The model is given. If categorical predictors are present, then there is a model for each categorical level for each categorical predictor. The model statistics are then given. The deviance R2 and adjusted deviance R2 are given. The larger the percentages, the better the model is. Three others statistics are given:
- Akaike Information Criterion (AIC)
- AICc (Akaike’s Corrected Information Criterion)
- BIC (Bayesian Information Criterion)
These statistics are used to compare this model with other models. The smaller the values the better.
The Goodness of Fit table is then shown on the Summary worksheet.
The value for the deviance is the error deviance from the Deviance Table above while the Pearson Chi-Squared value is the square of the Peason’s deviance (see below). The Hosmer-Lemeshow statistic is a goodness of fit test for logistic regression. The major reason for the Goodness of Fit table is to see how well the data fits the model. If there is a small p-value, then there is not a good fit.
The last portion of the Summary sheet is the Predict Results section.
Enter values for the age, party and gender and then select Predict. The software will provide the result along with the 95% confidence limits.
Residuals
The residuals worksheet contains the observation number, the observed values, predicted values, and the residuals using the options selected early or the defaults.
Regression Charts
There are two charts that are automatically created in this worksheet: a normal probability plot for the residuals and the predicted values versus observed values chart. The normal probability plot of the raw residuals is shown below. The residuals should fall around the straight line.
The predicted values versus observed values chart is shown below. A good model will have the points close to the line.

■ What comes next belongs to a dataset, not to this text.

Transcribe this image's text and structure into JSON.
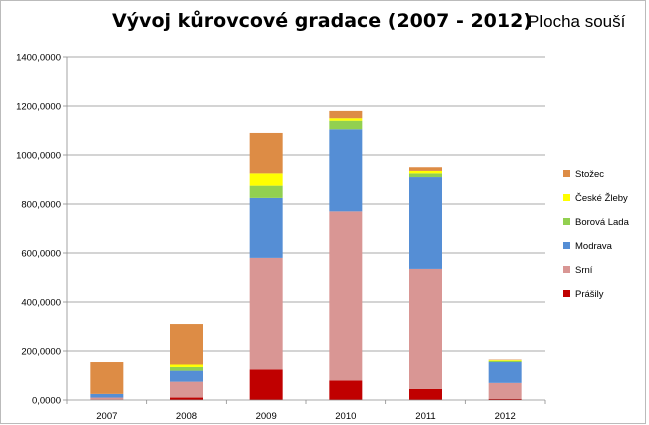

Additional charts are available from the “Revise” button on the residuals worksheet. See “Revising the Poisson Regression” below.

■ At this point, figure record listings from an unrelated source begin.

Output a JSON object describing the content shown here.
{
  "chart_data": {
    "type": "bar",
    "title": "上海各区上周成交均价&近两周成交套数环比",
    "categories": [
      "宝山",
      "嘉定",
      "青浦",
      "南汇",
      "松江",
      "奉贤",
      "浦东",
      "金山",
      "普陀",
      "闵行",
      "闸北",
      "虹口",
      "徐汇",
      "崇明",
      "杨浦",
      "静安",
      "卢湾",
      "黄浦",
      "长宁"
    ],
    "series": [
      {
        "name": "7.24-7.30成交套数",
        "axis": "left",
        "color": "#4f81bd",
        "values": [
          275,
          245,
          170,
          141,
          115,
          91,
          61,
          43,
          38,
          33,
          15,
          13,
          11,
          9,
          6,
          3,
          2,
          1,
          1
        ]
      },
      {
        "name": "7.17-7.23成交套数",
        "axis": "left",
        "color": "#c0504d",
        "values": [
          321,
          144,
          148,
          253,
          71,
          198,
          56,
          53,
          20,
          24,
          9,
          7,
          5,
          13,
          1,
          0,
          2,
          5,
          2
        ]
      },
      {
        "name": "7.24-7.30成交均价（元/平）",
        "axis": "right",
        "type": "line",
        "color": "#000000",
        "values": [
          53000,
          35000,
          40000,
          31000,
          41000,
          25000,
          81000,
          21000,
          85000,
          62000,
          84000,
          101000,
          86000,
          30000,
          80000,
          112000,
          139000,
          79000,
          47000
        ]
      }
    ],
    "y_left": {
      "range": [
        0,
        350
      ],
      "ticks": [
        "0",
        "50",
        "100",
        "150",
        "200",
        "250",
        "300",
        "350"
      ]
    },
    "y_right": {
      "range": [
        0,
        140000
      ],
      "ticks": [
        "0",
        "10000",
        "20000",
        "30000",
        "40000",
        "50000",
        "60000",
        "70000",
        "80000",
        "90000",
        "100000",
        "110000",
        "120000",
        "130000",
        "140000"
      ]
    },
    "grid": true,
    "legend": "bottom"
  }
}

Revising the Binary Logistic Regression
SPC for Excel allows you to add additional charts on the Regression Charts worksheet, or to revise the regression by removing observations or removing variables. To access these options, select the “Revise” button on the residuals worksheet (see figure above). You will get the form below.
These three options are discussed below.
Additional Residual Charts
Selecting this option allows you to add additional charts via the form below. The residuals are listed on the left side (and will include leverage, etc. if those options were selected). You can select one type of residual. The possible X values are shown on the left-hand side. You may select multiple of these. Selecting OK will generate each chart selected and place them on the Regression Charts worksheet.
Remove Variables
If you select the remove variable option, you will see the input screen below. Select the variable(s) you want to remove. Select OK and a new regression will be run.
Remove Observations
I f you want to remove some of these observations, select the Remove Observations option. You will get a box that lists all the observations. Select the observation(s) you want to delete and then select OK. A new regression will be run.